Looking back at the last 2 years, how did DSM cope with the Covid-19 pandemic, i.e., supply chain issues, personnel, etc.?

“No doubt, the pandemic created new situations for us to face in the industry. I am personally very proud of how our organisation has come together and remained positive in such a globally turbulent and difficult time. We maintained a keen focus on our employee safety as well as doing what we could to ensure minimal disruption to our customers. We also had to find new ways to serve our customers without the face-to-face connections we used to have. As a business, we have done remarkably well over the last 2 years, which is a testament to the motivation and dedication of our employees across our offices, laboratories and production sites.”

What learnings could be implemented from that?
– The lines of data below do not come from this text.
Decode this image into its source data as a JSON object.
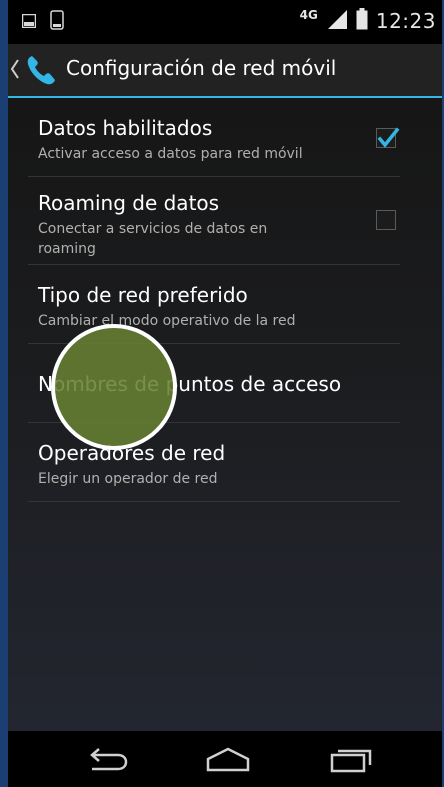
{
  "status_bar": {
    "network": "4G",
    "time": "12:23"
  },
  "action_bar": {
    "title": "Configuración de red móvil"
  },
  "preferences": [
    {
      "title": "Datos habilitados",
      "summary": "Activar acceso a datos para red móvil",
      "checked": true
    },
    {
      "title": "Roaming de datos",
      "summary": "Conectar a servicios de datos en roaming",
      "checked": false
    },
    {
      "title": "Tipo de red preferido",
      "summary": "Cambiar el modo operativo de la red"
    },
    {
      "title": "Nombres de puntos de acceso",
      "summary": ""
    },
    {
      "title": "Operadores de red",
      "summary": "Elegir un operador de red"
    }
  ],
  "icons": {
    "status_left": [
      "image-notification-icon",
      "phone-outline-icon"
    ],
    "status_right": [
      "signal-icon",
      "battery-icon"
    ],
    "action_bar": [
      "back-chevron-icon",
      "phone-icon"
    ],
    "nav": [
      "back-icon",
      "home-icon",
      "recents-icon"
    ]
  },
  "colors": {
    "accent": "#33b5e5",
    "touch_indicator": "#668032"
  }
}
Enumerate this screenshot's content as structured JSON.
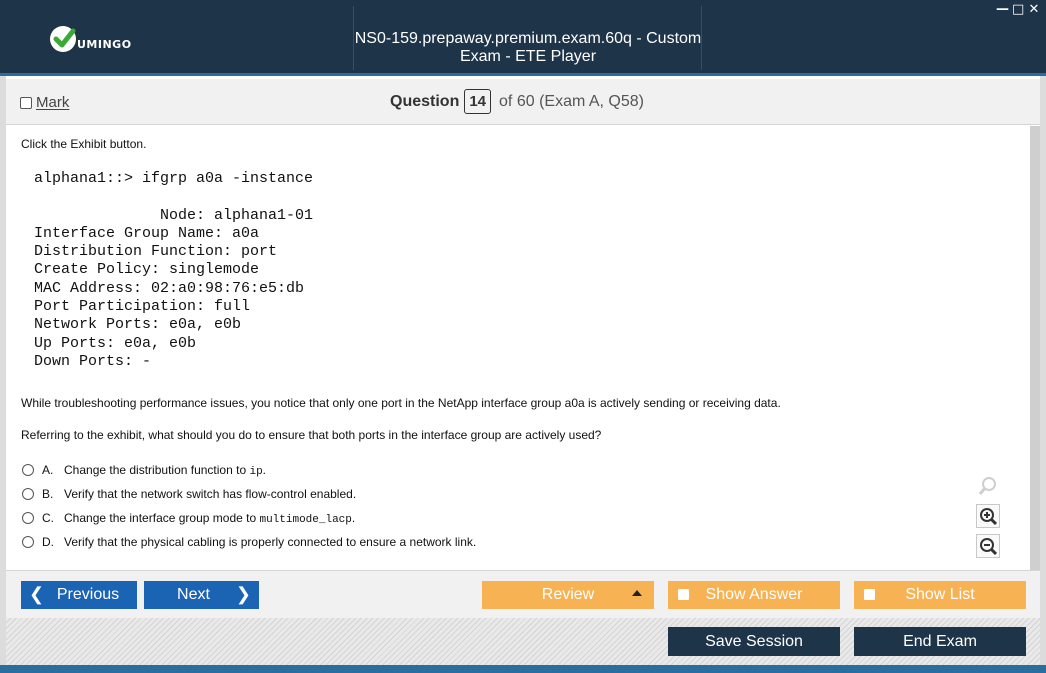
{
  "window": {
    "title": "NS0-159.prepaway.premium.exam.60q - Custom Exam - ETE Player",
    "logo_text": "UMINGO",
    "controls": [
      "minimize-icon",
      "maximize-icon",
      "close-icon"
    ]
  },
  "header": {
    "mark_label": "Mark",
    "question_label": "Question",
    "question_number": "14",
    "question_of": "of 60 (Exam A, Q58)"
  },
  "question": {
    "intro": "Click the Exhibit button.",
    "exhibit": "alphana1::> ifgrp a0a -instance\n\n              Node: alphana1-01\nInterface Group Name: a0a\nDistribution Function: port\nCreate Policy: singlemode\nMAC Address: 02:a0:98:76:e5:db\nPort Participation: full\nNetwork Ports: e0a, e0b\nUp Ports: e0a, e0b\nDown Ports: -",
    "paragraph1": "While troubleshooting performance issues, you notice that only one port in the NetApp interface group a0a is actively sending or receiving data.",
    "paragraph2": "Referring to the exhibit, what should you do to ensure that both ports in the interface group are actively used?",
    "answers": [
      {
        "letter": "A.",
        "text": "Change the distribution function to ",
        "code": "ip",
        "suffix": "."
      },
      {
        "letter": "B.",
        "text": "Verify that the network switch has flow-control enabled.",
        "code": "",
        "suffix": ""
      },
      {
        "letter": "C.",
        "text": "Change the interface group mode to ",
        "code": "multimode_lacp",
        "suffix": "."
      },
      {
        "letter": "D.",
        "text": "Verify that the physical cabling is properly connected to ensure a network link.",
        "code": "",
        "suffix": ""
      }
    ]
  },
  "zoom": [
    "magnifier-icon",
    "zoom-in-icon",
    "zoom-out-icon"
  ],
  "nav": {
    "previous": "Previous",
    "next": "Next",
    "review": "Review",
    "show_answer": "Show Answer",
    "show_list": "Show List"
  },
  "footer": {
    "save_session": "Save Session",
    "end_exam": "End Exam"
  },
  "colors": {
    "titlebar": "#1e3448",
    "accent_blue": "#1b63b3",
    "accent_orange": "#f7b254",
    "logo_green": "#3aa935"
  }
}
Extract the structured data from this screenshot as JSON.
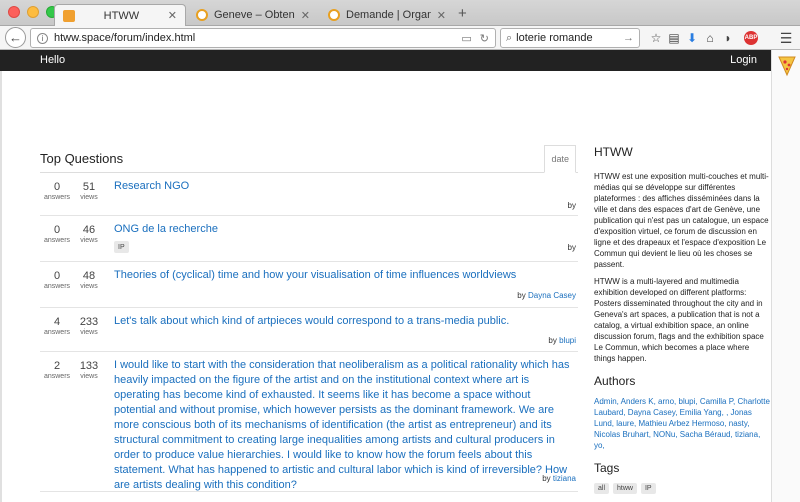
{
  "browser": {
    "tabs": [
      {
        "label": "HTWW",
        "favicon_color": "#f0a030"
      },
      {
        "label": "Geneve – Obtenir une con…",
        "favicon_color": "#e8a020"
      },
      {
        "label": "Demande | Organe genev…",
        "favicon_color": "#e8a020"
      }
    ],
    "new_tab": "+",
    "url": "htww.space/forum/index.html",
    "search_value": "loterie romande",
    "abp_label": "ABP"
  },
  "site": {
    "brand": "Hello",
    "login": "Login"
  },
  "questions": {
    "heading": "Top Questions",
    "sort_tab": "date",
    "answers_label": "answers",
    "views_label": "views",
    "items": [
      {
        "answers": "0",
        "views": "51",
        "title": "Research NGO",
        "by": "by",
        "author": "",
        "tag": ""
      },
      {
        "answers": "0",
        "views": "46",
        "title": "ONG de la recherche",
        "by": "by",
        "author": "",
        "tag": "IP"
      },
      {
        "answers": "0",
        "views": "48",
        "title": "Theories of (cyclical) time and how your visualisation of time influences worldviews",
        "by": "by",
        "author": "Dayna Casey",
        "tag": ""
      },
      {
        "answers": "4",
        "views": "233",
        "title": "Let's talk about which kind of artpieces would correspond to a trans-media public.",
        "by": "by",
        "author": "blupi",
        "tag": ""
      },
      {
        "answers": "2",
        "views": "133",
        "title": "I would like to start with the consideration that neoliberalism as a political rationality which has heavily impacted on the figure of the artist and on the institutional context where art is operating has become kind of exhausted. It seems like it has become a space without potential and without promise, which however persists as the dominant framework. We are more conscious both of its mechanisms of identification (the artist as entrepreneur) and its structural commitment to creating large inequalities among artists and cultural producers in order to produce value hierarchies. I would like to know how the forum feels about this statement. What has happened to artistic and cultural labor which is kind of irreversible? How are artists dealing with this condition?",
        "by": "by",
        "author": "tiziana",
        "tag": ""
      }
    ]
  },
  "sidebar": {
    "about_title": "HTWW",
    "about_fr": "HTWW est une exposition multi-couches et multi-médias qui se développe sur différentes plateformes : des affiches disséminées dans la ville et dans des espaces d'art de Genève, une publication qui n'est pas un catalogue, un espace d'exposition virtuel, ce forum de discussion en ligne et des drapeaux et l'espace d'exposition Le Commun qui devient le lieu où les choses se passent.",
    "about_en": "HTWW is a multi-layered and multimedia exhibition developed on different platforms: Posters disseminated throughout the city and in Geneva's art spaces, a publication that is not a catalog, a virtual exhibition space, an online discussion forum, flags and the exhibition space Le Commun, which becomes a place where things happen.",
    "authors_title": "Authors",
    "authors": "Admin, Anders K, arno, blupi, Camilla P, Charlotte Laubard, Dayna Casey, Emilia Yang, , Jonas Lund, laure, Mathieu Arbez Hermoso, nasty, Nicolas Bruhart, NONu, Sacha Béraud, tiziana, yo,",
    "tags_title": "Tags",
    "tags": [
      "all",
      "htww",
      "IP"
    ]
  }
}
“Maintain safety first. At DSM, safety was and remains a top priority. If you have ever attended a DSM event or visited a DSM site, safety is at the top of the agenda. It’s literally the first point that’s addressed. So, it’s crucial to have safety in mind whether we’re talking about employees, customers, suppliers, research partners, or anyone we work with. What also became apparent is that supply chains matter a great deal. With our global production network, we work diligently to supply customers wherever they are located. In many places, there’s not a great deal of understanding about farming, and few people have a close connection to agriculture. The pandemic revealed that the people involved in producing and distributing food are essential to the economy and society. So, the work that we’re doing with our customers and other organisations across the value chain to improve livelihoods and the planet take on added importance. For me personally, having grown up on a farm and now having my own farm, it’s a positive sign and an indication that we’re doing something meaningful: helping to sustainably feed the planet.”

Circling back to the IPPE, what is the importance for in-person events for your company?

“Having been at IPPE I enjoyed the energy, connection and emotions with in-person events. However, our working environments have evolved to a hybrid approach. We aim to leverage the best of digital tools and offline interactions to serve our customers the way they want to be served. Digital tools have helped us communicate with our existing and potential customers, and we have continued to develop our award-winning online customer portal to enhance the quality of our service delivery. In-person sessions are great for understanding our customers, co-creating innovations, and providing robust face-to-face partnerships, including trials, knowledge exchange, and networking. We hope that circumstances will continue to allow us to step up this activity, where possible, while highly valuing the safety of clients, employees, suppliers, and stakeholders.”